Example - how can I call the Save function on each ViewModel: http://jsfiddle.net/sNSh2/4/

var ViewModel1 = function() {
    var self = this;
    self.firstName = ko.observable('');
    self.lastName = ko.observable('');

    self.firstName('John');
    self.lastName('Doe');

    self.Save = function () {
        alert(ko.toJSON(self));
    };
};
ko.applyBindings(new ViewModel1(), document.getElementById("person"));

var ViewModel2 = function() {
    var self = this;
    self.subscriptionLevel = ko.observable('');

    self.subscriptionLevel('premier');

    self.Save = function () {
        alert(ko.toJSON(self));
    };
};
ko.applyBindings(new ViewModel2(), document.getElementById("subscription"));

$('#save').on('click', function() {

});

3 Answers 3

15

I don't understand your problem, why not simply hold a reference of your model object?

$(function() {
  ...
  var m1 = new ViewModel1();
  ko.applyBindings(m1, document.getElementById("person"));

  ...
  var m2 = new ViewModel2();
  ko.applyBindings(m2, document.getElementById("subscription"));

  $('#save').on('click', function() {
    m1.Save();
    m2.Save();
  });
});

If you really have problem to get references of all model objects (maybe defined in isolated js files), ko provided way to get context object out from associated DOM object.
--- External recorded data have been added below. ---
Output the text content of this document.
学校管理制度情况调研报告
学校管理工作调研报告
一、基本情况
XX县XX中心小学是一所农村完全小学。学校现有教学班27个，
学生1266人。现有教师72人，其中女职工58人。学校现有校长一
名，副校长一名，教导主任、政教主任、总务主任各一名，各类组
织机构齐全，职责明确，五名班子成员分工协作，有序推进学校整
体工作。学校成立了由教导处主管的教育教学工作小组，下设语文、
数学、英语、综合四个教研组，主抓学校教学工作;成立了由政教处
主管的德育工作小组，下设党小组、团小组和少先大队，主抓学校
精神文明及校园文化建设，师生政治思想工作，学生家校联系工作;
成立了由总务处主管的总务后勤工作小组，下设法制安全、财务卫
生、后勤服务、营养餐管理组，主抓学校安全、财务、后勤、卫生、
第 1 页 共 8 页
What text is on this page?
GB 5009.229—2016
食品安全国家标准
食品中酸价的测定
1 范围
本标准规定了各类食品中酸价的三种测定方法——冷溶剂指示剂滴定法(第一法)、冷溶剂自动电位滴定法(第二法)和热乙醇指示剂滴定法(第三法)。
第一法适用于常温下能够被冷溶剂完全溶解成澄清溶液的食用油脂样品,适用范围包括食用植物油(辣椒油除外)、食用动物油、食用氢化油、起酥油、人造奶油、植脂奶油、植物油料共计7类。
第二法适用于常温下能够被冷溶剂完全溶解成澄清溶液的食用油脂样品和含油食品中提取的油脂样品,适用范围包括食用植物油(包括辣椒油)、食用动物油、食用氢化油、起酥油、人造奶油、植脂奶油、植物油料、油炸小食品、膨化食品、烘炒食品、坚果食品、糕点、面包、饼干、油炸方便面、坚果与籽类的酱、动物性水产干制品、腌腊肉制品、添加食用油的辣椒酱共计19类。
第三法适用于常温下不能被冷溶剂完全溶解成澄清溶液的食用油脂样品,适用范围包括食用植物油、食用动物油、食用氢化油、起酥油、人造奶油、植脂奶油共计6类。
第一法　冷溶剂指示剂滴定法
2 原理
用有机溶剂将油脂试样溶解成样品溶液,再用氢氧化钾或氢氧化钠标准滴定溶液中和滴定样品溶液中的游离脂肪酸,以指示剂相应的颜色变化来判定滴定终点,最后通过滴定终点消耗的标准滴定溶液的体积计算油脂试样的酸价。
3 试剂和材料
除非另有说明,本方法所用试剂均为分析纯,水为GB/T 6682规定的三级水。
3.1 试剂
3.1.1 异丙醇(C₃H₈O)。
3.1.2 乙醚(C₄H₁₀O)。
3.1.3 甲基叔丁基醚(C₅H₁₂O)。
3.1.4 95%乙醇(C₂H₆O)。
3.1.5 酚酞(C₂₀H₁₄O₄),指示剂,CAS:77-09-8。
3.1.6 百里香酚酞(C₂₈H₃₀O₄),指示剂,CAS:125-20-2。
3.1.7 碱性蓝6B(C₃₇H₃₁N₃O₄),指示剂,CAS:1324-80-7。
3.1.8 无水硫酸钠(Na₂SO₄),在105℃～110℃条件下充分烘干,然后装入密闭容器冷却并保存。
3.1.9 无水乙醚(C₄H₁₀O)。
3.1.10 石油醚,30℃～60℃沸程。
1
You can still do this:

ko.contextFor(document.getElementById("person")).$data.Save();
ko.contextFor(document.getElementById("subscription")).$data.Save();
3
  • ko.contextFor is exactly what I was looking for. Thanks!
    – Mike Cole
    Commented Mar 19, 2014 at 14:15
  • ko.applyBindings() returns undefined in Knockout 3.2 and 3.3, making it impossible to hold a reference to the view model. Some examples from the official documentations are therefore broken. Any idea why?
    – CodeManX
    Commented Mar 10, 2015 at 10:50
  • @CoDEmanX, I don't understand your issue. Nobody uses the return value of ko.applyBindings(...). Please put a jsfiddle to show your code.
    – user1375096
    Commented Mar 10, 2015 at 22:34
1

Knockout has basic pub/sub functionality. try this on for size jsFiddle

var postbox = ko.observable();

var ViewModel1 = function() {
    var self = this;
    self.firstName = ko.observable('');
    self.lastName = ko.observable('');

    self.firstName('John');
    self.lastName('Doe');

    self.Save = function () {
        alert(ko.toJSON(self));
    };
    postbox.subscribe(function(newValue){
        self.Save();
    }, self, 'save');
};
ko.applyBindings(new ViewModel1(), document.getElementById("person"));

var ViewModel2 = function() {
    var self = this;
    self.subscriptionLevel = ko.observable('');

    self.subscriptionLevel('premier');

    self.Save = function () {
        alert(ko.toJSON(self));
    };

    postbox.subscribe(function(newValue){
        self.Save();
    }, self, 'save');
};
ko.applyBindings(new ViewModel2(), document.getElementById("subscription"));

$('#save').on('click', function() {
    postbox.notifySubscribers(null, "save");
});
1
  • Essentially the page has an all-encompassing view model, that has the postbox observable. Commented Mar 19, 2014 at 1:34
0

You just need to instantiate your ViewModel1 and ViewModel2 functions:

$('#save').on('click', function() {
   var vm1 = new ViewModel1(),
       vm2 = new ViewModel2();

   vm1.SayHi();
   vm2.SayHi();
});
1
  • Apologies, my example wasn't really capturing what I was trying to do. I updated my question. When I instantiate new versions of the ViewModels I lose the state of the existing ViewModels.